Exclusion criteria included having spinal surgery within 6 months of study inception, far lateral disc rupture, lumbar instability requiring surgery, lumbar infection, severe disease or malignancy, and vascular disease. All patients underwent MRI and a standard clinical evaluation consisting of routine procedures (ROM, neurological examination, etc.).

SLR tests were also performed in both supine and seated position on both legs in all patients (asymptomatic side first), in addition to a group of 20 control subjects with no LBP. Statistical analysis was performed to compare the sensitivity of the two tests compared to clinical and imaging findings.

Pertinent Results:

  • 58/71 subjects had MRI findings indicating nerve root compression that correlated with clinical symptoms (the 13 without MRI findings were excluded from further analysis)
  • all 58 patients with positive MRI findings had at least one clinical finding suggestive of nerve root compression
  • sensitivity of the supine SLR was 0.67
  • sensitivity of the seated SLR was 0.41 (this difference compared to the supine SLR was significant)
  • interrater reliability for the supine SLR was 0.69 and for the seated SLR was 0.60 (substantial and moderate agreement, respectively)

Conclusions & Practical Application:

Utilizing the seated SLR may save time in assessing the patient, but this study suggests that this method may not be as effective as the traditional supine SLR. The supine SLR had a significantly higher sensitivity than the seated SLR in this study.

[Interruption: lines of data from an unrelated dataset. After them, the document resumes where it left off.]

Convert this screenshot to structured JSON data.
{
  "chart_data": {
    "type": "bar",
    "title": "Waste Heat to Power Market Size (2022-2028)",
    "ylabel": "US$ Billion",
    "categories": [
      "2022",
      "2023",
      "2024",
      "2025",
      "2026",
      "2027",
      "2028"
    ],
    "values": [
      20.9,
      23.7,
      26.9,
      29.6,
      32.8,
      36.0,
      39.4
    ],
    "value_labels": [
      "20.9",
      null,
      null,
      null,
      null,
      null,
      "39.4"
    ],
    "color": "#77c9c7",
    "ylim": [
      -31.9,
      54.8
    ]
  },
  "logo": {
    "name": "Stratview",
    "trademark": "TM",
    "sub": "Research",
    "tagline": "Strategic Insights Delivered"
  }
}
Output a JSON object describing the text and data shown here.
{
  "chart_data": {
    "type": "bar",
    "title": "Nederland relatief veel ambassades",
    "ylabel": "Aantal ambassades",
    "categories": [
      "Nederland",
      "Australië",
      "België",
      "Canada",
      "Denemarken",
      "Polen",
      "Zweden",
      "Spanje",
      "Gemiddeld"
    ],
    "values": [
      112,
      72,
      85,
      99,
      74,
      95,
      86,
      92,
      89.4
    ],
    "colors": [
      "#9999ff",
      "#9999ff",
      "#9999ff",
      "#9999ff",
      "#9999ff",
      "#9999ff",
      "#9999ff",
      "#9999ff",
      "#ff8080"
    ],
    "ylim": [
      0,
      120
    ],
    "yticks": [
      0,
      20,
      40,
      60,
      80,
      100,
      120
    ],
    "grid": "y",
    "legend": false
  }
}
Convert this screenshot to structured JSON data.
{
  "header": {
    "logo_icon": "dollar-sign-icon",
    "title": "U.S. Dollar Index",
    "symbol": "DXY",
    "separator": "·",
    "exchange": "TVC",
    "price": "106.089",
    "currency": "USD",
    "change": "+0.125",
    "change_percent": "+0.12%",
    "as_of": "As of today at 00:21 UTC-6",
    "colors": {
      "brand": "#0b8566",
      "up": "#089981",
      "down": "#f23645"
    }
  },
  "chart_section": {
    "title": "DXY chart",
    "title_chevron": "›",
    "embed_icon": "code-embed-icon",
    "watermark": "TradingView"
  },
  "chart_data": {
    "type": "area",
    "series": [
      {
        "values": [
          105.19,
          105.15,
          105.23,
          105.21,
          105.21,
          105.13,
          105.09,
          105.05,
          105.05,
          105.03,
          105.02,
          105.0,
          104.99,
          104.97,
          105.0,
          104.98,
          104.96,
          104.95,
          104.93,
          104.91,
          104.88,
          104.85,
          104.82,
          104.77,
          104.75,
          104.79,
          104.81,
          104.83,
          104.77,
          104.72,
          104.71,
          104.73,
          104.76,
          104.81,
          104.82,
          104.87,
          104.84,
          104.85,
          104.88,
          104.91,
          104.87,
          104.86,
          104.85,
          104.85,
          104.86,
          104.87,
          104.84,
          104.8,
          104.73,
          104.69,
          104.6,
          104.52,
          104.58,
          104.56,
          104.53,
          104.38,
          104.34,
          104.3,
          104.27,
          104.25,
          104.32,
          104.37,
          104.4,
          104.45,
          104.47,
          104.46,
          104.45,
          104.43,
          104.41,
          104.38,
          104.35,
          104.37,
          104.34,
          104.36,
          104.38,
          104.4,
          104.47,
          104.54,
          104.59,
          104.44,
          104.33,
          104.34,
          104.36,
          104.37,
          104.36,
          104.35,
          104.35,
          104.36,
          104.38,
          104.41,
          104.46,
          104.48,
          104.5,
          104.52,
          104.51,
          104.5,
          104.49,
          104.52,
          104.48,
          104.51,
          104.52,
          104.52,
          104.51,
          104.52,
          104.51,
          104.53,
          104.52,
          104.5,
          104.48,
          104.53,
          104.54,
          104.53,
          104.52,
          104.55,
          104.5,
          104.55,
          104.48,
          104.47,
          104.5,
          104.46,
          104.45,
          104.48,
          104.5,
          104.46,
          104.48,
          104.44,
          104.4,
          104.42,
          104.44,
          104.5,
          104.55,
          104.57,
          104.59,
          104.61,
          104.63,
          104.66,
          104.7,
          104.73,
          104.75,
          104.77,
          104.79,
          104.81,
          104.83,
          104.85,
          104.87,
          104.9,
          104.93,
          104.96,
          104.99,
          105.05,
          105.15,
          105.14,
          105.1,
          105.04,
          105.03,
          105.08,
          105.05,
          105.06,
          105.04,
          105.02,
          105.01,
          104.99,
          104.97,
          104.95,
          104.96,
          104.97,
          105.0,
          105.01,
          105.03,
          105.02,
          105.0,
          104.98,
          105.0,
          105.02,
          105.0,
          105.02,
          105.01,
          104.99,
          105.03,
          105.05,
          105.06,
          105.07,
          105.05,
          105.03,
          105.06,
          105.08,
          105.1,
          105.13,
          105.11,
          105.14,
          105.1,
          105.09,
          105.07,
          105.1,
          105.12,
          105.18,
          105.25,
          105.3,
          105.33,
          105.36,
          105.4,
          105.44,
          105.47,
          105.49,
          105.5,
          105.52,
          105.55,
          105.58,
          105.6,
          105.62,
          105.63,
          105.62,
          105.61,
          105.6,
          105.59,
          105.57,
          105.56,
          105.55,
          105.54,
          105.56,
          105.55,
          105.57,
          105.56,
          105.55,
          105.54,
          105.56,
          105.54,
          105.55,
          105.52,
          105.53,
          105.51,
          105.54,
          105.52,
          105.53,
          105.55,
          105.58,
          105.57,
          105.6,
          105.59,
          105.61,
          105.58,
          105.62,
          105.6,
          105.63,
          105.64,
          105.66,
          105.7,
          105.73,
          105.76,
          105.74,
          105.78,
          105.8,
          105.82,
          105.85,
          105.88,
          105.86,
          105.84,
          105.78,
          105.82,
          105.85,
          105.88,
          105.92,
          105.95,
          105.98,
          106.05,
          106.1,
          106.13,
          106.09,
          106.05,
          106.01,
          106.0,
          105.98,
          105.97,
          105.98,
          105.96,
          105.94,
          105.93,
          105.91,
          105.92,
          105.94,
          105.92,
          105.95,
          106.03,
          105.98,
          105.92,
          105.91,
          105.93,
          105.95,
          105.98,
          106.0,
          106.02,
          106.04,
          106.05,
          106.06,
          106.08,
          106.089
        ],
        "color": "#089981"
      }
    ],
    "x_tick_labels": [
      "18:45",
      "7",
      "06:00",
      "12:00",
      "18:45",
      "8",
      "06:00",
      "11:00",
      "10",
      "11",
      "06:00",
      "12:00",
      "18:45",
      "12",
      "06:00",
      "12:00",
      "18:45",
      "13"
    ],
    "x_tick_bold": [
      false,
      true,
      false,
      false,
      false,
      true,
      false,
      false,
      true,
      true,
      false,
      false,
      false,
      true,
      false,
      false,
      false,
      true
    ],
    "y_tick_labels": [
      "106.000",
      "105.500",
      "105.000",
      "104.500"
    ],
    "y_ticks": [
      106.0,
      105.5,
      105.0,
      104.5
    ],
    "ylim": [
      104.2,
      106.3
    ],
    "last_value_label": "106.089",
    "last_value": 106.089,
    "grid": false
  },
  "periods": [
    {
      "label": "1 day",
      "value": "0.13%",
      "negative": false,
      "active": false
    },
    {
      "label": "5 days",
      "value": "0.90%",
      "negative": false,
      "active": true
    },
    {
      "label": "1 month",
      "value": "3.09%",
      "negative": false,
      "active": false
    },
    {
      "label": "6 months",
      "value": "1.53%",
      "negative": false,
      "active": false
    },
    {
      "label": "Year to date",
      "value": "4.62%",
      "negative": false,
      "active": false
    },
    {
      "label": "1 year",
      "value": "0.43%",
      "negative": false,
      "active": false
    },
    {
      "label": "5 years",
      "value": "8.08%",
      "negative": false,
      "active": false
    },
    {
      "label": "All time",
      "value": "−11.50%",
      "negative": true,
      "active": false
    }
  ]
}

Further, these results suggest that previously reported sensitivity rates for the supine SLR may be overestimated. This emphasizes the importance of integrating clinical, historical, and imaging findings when making a diagnosis and determining a plan of management.

This study had a couple of weaknesses that should be considered:
  1. small sample size
  2. use of MRI as criterion standard for nerve compression (however, this was combined with at least one clinical finding in this study)
Future studies on this topic should include larger patient samples including patients with and without MRI findings. This would allow determination of specificity for the SLR in addition to sensitivity.

For now, it appears the traditional method of performing the SLR may be preferable to the seated method when assessing lumbar radiculopathy.

Additional Reference:

Deville WL et al. The Test of Lasegue: systematic review of the accuracy in diagnosing herniated discs. Spine 2000; 25(9): 1140-1147.